Iinsomma da quando guida è guida e mondo è mondo, per fare e stampare una guida ci vogliono soldi e questi arrivano sempre meno da chi la legge e sempre più (in percentuale) da chi viene valutato. Vorrei anche aggiungere che le guide-giornali esteri non campano d’aria, basta vedere quanto costa partecipare ad un evento con Wine Spectator.

 

E’ un sistema sbagliato? Posso essere d’accordo ( infatti noi stiamo sul web che ha costi molto più bassi, non abbiamo mai chiesto una lira e quando l’abbiamo fatto è stato tramite un metodo chiaro e solare come il crowdfunding) ma è lo stesso sistema che ha permesso alla sua azienda di prendere premi praticamente da tutte le guide italiane negli ultimi venti anni.

 

Certo, sono convinto che i premi Mastroberadino se li è meritati tutti perché ha avuto e ha ottimi vini, e qui veniamo ad un altro punto da discutere.

Ogni guida con un minimo di struttura ha da una parte chi degusta e dall’altra chi va in cerca di pubblicità. Mi pregio di conoscere una bella fetta dei colleghi che assaggiano per vare guide, posso garantirle che sanno fare benissimo il loro lavoro e sono convinto che i loro assaggi siano quanto di più regolare e specchiato possa esistere. Molti li conosce anche lei, li ha fatti entrare nella sua cantina e non credo di solito lei apra le porte di casa a persone che parlano bene e razzolano male.

 

Quindi presumo il suo sfogo sia diretto verso le alte sfere delle guide, verso gli editori che indirizzerebbero  voti alti o bassi a loro piacimento. In altre parole questi direbbero al degustatore “La cantina X prende il voto che dico io.

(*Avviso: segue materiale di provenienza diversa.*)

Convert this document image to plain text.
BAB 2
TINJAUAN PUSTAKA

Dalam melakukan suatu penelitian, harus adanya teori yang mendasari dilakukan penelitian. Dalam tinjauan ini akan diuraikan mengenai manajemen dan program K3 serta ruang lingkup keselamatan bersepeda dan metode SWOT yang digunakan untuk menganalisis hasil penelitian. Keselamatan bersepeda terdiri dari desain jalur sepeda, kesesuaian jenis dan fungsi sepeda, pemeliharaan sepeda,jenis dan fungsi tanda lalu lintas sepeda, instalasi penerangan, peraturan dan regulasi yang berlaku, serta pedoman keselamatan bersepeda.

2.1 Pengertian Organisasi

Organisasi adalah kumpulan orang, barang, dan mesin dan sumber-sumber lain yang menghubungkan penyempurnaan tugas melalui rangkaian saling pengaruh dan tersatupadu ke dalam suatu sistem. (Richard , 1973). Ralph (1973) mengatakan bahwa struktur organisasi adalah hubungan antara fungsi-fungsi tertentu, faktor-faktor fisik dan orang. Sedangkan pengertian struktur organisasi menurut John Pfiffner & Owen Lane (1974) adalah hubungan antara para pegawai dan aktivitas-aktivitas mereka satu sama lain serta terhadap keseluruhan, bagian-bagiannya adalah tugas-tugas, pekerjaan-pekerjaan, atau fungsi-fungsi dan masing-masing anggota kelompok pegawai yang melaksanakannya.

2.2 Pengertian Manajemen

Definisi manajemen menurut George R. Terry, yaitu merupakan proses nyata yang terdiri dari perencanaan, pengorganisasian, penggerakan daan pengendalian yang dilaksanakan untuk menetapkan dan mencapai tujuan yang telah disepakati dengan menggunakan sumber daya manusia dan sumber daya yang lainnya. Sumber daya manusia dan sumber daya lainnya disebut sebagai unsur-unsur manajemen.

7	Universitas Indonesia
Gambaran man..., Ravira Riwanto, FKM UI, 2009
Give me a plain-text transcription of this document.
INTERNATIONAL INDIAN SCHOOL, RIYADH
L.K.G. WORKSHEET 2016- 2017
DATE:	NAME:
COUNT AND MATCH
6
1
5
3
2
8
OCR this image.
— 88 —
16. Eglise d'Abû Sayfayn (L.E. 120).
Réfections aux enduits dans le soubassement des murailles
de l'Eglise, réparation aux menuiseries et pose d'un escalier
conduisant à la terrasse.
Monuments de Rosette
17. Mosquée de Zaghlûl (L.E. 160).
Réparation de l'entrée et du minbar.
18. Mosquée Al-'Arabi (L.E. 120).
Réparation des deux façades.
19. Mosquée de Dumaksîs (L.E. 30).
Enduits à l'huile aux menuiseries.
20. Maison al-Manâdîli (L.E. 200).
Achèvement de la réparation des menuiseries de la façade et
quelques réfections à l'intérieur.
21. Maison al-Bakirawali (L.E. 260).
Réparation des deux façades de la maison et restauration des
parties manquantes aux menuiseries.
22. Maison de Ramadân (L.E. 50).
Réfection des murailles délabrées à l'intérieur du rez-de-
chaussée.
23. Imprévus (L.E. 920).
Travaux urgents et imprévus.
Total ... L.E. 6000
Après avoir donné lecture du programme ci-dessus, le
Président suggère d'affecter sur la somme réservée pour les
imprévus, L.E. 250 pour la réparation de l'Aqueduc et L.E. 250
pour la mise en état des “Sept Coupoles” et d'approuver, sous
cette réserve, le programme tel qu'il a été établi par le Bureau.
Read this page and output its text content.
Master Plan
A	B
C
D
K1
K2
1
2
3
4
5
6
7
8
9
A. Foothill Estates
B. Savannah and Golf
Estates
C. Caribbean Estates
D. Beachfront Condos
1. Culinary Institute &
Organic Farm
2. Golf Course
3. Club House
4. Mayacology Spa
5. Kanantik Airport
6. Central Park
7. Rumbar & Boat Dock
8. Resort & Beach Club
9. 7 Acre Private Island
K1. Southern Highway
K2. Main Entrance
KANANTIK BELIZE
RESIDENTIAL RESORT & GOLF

Se ti va bene è così, altrimenti ho la coda fuori dalla porta per sostituirti”. Magari è anche possibile, ma su questo bisognerebbe essere più chiari e magari fare nomi e cognomi, perché altrimenti non solo si rischia di alzare fumo ma soprattutto di fare di tutte le erbe un fascio e colpire giornalisti e degustatori onestissimi che svolgono in maniera irreprensibile il loro lavoro.

Quindi la prego Piero faccia nomi e cognomi, altrimenti il suo può sembrare solo uno sfogo perché, tiro a indovinare, quest’anno ha preso voti più bassi rispetto agli anni passati.

 

Carlo Macchi

Sono entrato nel campo (appena seminato) dell’enogastronomia nell’anno di grazia 1987. Ho collaborato con le più importanti guide e riviste italiane del settore e, visto che non c’è limite al peggio, anche con qualcuna estera. Faccio parte di quel gruppo di italiani che non si sente realizzato se non ha scritto qualche libro o non ha creato una nuova guida sui vini. Purtroppo sono andato oltre, essendo stato tra i creatori di una trasmissione televisiva sul vino e sul cibo divenuta sicuramente la causa del fallimento di una nota rete nazionale. Riconosco di capire molto poco di vino, per questo ho partecipato a corsi e master ai quattro angoli del mondo tra cui quello per Master of Wine, naturalmente senza riuscire a superarlo. Winesurf è, da più di dieci anni, l’ultima spiaggia: dopo c’è solo Master Chef.